Derivative Interpolation

To speed up the trajectory optimisation for these models, dynamics gradient interpolation has been added from the paper adaptive approximation of dynamics gradients via interpolation for speeding up trajectory optimization by David Russell, Rafael Papallas and Mehmet Dogar.

Computing the dynamics gradients over a trajectroy (fx and fu matrices) is computationally expensive and is the bottleneck for all these tasks, especially as the models dimensionality increases and the dynamics become more complicated.

Instead of computing the dynamics gradients over the entire trajectory, you can compute them at "key-points" and linearly interpolate approximations in between. The result of this is significantly decreased optimisation times with a small sacrifice in the final solution quality.

There are three inteprolation methods in this repository. (N.B: Set-interval and Adaptive-jerk are covered in the linked paper, iterative error is a new experimental method that will appear in a future publication)

Set-interval

The Set-interval method has one parameter (minN)

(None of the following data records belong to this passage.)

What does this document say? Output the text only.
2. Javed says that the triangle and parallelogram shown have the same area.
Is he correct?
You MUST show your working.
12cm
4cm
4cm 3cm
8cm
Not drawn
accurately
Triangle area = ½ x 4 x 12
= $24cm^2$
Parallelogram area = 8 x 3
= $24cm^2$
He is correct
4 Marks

The Set-interval method is the simplest.The key-points are equally spaces with an interval of minN inbetween them.

Adaptive-jerk

The Adpative-jerk method has three parameters (minN, maxN, jerk_threshold)

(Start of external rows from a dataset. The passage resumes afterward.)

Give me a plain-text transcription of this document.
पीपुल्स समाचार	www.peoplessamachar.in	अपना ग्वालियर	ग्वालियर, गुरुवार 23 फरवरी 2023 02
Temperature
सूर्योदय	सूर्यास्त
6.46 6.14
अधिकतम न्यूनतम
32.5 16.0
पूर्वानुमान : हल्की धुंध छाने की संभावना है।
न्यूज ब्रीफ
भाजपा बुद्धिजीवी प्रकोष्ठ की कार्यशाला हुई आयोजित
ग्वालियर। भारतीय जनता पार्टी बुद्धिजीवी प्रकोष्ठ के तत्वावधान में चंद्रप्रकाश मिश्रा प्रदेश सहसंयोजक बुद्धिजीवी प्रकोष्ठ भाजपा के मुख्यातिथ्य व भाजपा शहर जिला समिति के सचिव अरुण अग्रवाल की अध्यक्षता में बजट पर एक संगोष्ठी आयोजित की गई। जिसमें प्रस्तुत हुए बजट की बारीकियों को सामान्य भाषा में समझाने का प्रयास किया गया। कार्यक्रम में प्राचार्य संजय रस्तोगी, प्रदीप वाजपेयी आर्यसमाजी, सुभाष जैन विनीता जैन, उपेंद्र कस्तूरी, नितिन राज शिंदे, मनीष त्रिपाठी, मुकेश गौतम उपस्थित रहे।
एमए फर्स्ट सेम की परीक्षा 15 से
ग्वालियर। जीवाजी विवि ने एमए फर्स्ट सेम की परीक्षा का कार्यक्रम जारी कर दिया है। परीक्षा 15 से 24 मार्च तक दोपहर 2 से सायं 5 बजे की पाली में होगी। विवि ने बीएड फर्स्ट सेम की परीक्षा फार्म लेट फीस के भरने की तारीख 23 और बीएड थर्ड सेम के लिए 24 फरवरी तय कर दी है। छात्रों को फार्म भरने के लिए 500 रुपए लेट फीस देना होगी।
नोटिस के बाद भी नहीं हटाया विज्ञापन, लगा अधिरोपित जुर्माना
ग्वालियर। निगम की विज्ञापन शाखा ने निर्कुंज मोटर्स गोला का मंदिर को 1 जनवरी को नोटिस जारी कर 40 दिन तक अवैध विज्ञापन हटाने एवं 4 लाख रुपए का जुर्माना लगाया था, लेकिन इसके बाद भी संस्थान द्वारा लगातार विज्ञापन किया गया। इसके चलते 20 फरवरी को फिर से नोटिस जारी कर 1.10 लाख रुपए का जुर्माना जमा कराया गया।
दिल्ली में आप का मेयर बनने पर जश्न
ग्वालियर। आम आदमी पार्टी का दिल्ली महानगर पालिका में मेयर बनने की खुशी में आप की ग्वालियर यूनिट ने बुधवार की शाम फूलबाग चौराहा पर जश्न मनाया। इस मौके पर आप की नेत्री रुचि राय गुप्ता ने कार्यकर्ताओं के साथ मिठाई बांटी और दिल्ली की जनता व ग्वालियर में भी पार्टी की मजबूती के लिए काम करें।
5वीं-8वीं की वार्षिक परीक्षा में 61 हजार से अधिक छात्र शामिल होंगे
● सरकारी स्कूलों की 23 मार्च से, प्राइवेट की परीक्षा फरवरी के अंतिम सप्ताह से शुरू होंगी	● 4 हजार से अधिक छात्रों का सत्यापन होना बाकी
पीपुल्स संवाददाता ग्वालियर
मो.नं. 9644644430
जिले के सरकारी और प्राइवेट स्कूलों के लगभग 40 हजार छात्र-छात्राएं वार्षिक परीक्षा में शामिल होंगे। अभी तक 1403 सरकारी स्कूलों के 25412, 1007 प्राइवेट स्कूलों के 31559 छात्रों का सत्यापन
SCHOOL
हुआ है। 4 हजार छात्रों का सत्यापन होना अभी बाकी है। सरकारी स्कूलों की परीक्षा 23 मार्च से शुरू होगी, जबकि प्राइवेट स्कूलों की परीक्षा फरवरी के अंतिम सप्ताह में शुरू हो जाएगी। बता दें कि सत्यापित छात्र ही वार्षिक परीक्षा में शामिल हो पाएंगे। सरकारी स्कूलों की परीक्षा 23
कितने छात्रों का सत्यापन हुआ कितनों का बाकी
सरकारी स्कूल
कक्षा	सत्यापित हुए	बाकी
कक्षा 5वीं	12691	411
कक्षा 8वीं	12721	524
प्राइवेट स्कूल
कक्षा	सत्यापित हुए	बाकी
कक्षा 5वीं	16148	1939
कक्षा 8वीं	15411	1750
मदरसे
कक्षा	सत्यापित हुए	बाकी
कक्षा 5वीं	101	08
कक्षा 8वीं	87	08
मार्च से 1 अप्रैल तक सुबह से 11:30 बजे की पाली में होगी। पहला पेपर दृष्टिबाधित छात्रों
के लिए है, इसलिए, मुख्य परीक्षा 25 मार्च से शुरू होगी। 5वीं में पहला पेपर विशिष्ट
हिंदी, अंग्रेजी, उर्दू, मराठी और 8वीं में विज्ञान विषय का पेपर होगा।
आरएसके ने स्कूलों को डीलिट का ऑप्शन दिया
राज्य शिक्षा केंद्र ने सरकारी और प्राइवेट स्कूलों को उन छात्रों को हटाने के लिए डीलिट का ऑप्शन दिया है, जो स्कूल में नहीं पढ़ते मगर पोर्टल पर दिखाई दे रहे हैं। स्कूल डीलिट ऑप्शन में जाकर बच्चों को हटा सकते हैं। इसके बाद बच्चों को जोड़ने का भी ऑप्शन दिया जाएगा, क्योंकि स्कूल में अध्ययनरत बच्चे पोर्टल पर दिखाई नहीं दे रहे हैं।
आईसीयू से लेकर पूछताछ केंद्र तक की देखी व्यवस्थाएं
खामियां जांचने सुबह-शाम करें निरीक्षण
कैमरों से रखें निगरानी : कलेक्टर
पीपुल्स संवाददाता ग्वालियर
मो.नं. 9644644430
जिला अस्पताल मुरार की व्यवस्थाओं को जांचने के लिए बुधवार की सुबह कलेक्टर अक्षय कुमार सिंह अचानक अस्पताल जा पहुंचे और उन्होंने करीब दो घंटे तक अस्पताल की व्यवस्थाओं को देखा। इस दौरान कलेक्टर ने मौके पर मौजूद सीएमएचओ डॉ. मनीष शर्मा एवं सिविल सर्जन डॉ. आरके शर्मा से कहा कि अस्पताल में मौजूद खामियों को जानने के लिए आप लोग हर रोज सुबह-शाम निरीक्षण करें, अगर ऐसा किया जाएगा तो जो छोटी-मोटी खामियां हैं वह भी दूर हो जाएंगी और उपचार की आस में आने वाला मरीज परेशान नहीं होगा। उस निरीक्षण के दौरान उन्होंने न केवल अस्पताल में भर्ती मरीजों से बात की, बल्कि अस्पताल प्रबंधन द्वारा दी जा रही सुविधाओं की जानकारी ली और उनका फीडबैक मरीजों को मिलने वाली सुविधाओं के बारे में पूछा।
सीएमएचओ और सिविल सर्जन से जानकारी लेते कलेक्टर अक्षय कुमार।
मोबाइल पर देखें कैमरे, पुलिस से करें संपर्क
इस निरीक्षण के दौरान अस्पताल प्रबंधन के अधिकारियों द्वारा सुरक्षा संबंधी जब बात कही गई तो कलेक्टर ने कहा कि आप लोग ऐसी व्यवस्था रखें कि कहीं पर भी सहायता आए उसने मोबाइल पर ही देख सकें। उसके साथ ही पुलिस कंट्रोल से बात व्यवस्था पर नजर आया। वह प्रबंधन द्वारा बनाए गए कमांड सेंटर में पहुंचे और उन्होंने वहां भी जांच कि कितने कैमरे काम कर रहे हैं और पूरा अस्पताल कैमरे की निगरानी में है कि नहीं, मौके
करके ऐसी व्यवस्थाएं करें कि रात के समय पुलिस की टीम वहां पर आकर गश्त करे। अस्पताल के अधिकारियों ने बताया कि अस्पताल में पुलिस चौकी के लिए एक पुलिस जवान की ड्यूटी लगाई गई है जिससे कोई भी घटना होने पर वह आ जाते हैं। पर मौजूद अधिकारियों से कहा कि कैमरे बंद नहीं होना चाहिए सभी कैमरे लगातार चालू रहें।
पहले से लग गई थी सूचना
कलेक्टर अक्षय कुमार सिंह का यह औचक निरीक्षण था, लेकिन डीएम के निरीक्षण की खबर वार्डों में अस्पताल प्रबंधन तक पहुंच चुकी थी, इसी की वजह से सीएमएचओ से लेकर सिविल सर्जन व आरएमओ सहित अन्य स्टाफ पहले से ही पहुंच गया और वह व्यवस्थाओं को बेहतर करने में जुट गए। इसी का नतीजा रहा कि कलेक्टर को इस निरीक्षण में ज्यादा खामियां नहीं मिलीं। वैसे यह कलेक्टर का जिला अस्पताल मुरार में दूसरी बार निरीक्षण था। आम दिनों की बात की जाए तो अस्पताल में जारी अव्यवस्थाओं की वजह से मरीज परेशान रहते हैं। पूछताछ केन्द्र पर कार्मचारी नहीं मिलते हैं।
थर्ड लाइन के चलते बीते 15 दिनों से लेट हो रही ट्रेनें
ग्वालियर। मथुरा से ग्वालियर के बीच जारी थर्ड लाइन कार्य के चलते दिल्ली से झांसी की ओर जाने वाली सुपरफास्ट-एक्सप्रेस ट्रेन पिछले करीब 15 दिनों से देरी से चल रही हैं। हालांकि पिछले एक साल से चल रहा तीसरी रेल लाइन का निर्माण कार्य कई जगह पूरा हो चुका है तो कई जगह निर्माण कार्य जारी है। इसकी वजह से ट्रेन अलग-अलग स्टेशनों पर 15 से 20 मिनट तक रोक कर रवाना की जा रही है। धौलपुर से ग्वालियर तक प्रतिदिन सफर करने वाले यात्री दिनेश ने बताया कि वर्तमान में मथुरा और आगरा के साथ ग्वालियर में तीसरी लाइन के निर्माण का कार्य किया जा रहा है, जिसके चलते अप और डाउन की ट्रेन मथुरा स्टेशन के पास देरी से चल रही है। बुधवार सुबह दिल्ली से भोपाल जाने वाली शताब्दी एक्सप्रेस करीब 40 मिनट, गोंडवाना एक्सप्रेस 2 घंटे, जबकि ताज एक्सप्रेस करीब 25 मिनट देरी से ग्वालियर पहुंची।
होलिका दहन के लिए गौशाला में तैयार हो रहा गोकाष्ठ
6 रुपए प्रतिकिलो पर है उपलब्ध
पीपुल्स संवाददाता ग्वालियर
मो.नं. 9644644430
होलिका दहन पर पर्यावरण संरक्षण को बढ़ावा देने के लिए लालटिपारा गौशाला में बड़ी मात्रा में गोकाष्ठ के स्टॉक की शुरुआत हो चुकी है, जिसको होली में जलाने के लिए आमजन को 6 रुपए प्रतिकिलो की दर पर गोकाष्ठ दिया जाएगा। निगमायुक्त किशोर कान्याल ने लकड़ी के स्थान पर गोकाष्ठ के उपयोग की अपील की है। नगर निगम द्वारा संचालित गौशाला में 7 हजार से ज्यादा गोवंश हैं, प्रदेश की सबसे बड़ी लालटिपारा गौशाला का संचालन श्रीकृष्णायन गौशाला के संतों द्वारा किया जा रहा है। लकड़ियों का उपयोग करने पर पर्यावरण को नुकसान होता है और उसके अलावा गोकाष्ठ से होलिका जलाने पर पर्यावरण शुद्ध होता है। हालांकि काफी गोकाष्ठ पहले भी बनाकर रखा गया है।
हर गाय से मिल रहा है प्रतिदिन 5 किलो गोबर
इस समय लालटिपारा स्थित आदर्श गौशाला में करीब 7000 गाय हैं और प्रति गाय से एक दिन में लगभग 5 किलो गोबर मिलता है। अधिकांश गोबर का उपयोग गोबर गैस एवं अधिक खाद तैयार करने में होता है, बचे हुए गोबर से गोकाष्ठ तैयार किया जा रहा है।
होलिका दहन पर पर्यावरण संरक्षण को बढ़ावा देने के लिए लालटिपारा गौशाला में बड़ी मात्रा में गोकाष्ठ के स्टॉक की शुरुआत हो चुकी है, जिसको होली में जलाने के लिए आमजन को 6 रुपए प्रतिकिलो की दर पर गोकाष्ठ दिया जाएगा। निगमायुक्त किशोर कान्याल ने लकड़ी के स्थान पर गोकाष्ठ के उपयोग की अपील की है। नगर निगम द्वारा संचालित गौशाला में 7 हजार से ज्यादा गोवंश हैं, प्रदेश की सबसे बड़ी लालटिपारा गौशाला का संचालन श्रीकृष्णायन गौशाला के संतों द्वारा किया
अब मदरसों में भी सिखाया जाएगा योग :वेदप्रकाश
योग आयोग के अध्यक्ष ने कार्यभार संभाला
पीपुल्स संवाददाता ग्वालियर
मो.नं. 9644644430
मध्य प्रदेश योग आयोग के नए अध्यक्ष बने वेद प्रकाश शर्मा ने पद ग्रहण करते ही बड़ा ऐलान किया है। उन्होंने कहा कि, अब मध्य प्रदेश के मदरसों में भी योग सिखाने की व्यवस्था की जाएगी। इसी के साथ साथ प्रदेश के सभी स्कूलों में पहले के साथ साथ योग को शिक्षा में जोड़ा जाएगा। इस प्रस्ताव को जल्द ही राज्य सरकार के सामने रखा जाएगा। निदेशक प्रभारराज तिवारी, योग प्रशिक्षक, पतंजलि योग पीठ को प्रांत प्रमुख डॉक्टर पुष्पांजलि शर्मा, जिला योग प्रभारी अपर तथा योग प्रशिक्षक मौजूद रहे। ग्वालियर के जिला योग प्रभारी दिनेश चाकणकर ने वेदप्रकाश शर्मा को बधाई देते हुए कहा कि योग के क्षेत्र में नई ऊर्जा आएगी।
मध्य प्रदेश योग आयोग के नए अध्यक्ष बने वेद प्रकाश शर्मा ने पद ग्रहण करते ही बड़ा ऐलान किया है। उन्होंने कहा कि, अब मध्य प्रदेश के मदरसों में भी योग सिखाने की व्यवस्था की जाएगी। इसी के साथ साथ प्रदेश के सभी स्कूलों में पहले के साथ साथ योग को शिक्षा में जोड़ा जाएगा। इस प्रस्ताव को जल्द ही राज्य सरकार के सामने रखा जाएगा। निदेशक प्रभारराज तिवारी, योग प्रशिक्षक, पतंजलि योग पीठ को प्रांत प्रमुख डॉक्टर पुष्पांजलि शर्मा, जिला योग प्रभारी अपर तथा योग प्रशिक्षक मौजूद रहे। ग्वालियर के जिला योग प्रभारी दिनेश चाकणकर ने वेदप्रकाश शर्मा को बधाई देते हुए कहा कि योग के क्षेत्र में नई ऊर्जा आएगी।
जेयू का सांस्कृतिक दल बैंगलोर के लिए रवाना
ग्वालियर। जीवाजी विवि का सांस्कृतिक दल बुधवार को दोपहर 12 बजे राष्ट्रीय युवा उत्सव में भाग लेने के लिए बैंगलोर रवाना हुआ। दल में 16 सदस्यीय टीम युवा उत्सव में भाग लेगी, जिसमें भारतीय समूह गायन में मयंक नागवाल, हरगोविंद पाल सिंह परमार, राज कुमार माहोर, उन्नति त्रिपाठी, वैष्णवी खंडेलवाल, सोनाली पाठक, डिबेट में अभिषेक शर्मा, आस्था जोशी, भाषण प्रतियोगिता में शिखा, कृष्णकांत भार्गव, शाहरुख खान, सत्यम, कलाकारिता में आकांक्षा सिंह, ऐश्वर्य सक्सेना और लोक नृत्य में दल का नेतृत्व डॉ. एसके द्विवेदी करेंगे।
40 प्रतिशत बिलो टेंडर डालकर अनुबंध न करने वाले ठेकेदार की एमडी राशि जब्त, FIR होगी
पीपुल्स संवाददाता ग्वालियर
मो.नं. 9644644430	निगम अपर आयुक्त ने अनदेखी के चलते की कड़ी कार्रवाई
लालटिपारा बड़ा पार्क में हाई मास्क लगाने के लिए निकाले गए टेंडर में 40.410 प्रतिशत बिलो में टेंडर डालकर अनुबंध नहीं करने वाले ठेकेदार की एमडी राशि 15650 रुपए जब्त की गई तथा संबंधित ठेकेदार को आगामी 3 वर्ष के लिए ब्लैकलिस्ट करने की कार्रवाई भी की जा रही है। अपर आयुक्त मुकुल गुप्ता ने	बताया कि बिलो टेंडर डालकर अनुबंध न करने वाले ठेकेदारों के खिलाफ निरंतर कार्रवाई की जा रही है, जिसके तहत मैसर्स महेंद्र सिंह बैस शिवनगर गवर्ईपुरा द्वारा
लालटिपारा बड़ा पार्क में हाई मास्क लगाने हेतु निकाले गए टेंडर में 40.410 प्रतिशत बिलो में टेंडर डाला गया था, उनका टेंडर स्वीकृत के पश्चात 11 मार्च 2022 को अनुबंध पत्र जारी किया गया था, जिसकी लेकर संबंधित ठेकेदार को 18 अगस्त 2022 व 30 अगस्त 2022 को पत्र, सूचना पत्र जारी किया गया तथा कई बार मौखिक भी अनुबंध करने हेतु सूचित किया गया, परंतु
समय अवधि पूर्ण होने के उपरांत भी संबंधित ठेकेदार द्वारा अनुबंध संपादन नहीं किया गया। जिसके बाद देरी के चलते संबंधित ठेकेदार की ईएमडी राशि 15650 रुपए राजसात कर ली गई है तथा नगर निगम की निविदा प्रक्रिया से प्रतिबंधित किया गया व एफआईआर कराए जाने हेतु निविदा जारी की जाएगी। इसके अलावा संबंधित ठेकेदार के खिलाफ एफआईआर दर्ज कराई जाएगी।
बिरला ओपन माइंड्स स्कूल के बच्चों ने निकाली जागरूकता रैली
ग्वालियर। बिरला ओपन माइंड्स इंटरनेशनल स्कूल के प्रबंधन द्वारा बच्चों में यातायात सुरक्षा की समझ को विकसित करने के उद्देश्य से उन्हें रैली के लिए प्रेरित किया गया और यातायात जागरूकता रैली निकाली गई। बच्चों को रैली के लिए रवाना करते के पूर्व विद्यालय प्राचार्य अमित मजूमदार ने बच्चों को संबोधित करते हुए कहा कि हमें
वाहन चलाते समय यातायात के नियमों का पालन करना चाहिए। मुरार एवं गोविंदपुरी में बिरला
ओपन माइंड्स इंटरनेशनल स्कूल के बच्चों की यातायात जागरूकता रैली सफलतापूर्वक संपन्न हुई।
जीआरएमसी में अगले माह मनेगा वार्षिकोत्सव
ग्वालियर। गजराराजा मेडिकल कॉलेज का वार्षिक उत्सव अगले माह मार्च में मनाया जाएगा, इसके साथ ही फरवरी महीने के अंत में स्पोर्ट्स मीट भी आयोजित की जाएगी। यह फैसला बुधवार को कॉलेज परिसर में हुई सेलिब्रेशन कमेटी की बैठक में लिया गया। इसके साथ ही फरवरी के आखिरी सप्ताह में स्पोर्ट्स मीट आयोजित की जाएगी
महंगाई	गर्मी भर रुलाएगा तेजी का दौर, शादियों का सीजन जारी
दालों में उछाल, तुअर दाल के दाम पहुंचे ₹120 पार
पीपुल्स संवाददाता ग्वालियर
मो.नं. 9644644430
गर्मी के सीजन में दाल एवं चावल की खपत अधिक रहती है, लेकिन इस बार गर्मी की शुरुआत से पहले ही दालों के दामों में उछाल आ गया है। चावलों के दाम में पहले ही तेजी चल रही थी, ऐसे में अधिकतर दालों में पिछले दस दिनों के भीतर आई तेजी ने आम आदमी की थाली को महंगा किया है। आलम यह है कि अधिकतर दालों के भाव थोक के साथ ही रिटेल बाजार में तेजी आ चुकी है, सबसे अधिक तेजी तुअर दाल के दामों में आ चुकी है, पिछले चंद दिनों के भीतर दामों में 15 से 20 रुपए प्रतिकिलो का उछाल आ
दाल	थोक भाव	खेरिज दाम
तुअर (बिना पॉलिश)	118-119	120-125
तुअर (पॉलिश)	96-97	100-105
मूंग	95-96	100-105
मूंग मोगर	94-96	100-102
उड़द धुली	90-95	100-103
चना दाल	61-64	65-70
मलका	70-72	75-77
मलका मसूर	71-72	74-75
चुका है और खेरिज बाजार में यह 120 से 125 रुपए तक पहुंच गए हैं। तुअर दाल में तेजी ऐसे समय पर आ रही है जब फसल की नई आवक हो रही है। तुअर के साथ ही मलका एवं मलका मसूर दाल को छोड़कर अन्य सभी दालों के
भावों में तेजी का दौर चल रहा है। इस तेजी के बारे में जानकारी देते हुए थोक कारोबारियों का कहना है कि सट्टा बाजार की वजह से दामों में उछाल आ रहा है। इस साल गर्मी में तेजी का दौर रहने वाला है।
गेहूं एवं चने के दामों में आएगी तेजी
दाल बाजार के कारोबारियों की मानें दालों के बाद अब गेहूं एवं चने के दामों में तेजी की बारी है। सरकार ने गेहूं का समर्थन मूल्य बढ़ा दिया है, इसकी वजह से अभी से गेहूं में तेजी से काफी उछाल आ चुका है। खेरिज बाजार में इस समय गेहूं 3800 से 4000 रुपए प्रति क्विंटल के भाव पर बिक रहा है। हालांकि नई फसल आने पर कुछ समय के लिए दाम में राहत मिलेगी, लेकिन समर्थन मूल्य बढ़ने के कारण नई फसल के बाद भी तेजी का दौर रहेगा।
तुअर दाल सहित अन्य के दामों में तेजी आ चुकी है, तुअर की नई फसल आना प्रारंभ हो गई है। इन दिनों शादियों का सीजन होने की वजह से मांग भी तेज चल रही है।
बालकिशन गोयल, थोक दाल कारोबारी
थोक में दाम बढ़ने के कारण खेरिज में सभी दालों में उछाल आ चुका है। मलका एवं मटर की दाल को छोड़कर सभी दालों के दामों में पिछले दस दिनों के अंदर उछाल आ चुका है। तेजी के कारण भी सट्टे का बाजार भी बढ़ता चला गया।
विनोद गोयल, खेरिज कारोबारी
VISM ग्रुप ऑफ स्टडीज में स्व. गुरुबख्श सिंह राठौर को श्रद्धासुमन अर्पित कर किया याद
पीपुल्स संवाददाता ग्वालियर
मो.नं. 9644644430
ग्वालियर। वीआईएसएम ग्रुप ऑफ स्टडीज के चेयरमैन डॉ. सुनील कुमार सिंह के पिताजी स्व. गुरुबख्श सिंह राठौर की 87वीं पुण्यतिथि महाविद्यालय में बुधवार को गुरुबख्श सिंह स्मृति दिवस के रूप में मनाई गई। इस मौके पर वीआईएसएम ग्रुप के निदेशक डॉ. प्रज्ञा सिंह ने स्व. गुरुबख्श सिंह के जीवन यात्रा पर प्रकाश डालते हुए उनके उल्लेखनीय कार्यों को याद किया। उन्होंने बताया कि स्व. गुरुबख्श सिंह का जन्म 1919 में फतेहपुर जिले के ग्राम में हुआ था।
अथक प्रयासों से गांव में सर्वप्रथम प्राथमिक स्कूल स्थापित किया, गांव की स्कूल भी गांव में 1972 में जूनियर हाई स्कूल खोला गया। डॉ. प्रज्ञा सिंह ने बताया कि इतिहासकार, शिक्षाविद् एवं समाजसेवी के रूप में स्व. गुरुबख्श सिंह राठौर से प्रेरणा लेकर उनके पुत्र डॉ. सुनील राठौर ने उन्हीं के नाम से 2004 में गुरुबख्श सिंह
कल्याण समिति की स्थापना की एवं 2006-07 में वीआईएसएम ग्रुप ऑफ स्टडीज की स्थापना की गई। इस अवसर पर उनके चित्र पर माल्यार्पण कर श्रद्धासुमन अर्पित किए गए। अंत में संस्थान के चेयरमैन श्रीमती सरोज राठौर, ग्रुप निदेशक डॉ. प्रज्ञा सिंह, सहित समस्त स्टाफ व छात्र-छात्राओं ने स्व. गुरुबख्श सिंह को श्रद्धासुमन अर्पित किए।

The Adaptive-jerk method calcualtes the jerk over the trajectory for all the dofs in the state vector. Whenever the jerk threshold is exceeded, the time-step is marked as a "key-point". New key-points cant be placed within minN steps of another. If the jerk_threshold isnt exceeded within maxN time-steps, another key-point is placed automatically.

Iterative error

The Iterative-error method has two parameters (minN, error_threshold)

The iterative error method works very similarly to adaptive-size cell decomposition (A common path-planning algorithm). It starts out with a bad approximation and iteratively improves it until all segments are below a certain error threshold.

It starts with a bad linear approximation (just using the fist and last time-steps). It then checks the middle of the interpolation, by comparing the difference between the true derivatives (computed via autodiff) and the approximated derivatives (computed via linear interpolartion). The error is computed between these matrices (by calculating the mean squared difference of all values in the matrix). If the error is below the error_threshold then the approximation is good. If the approximation is above the threshold, the algorithm further subdivides that section into smaller sections and repeats this process.

This iterative process is repeated until all segments satisfy the error requirement or the minN interval is reached.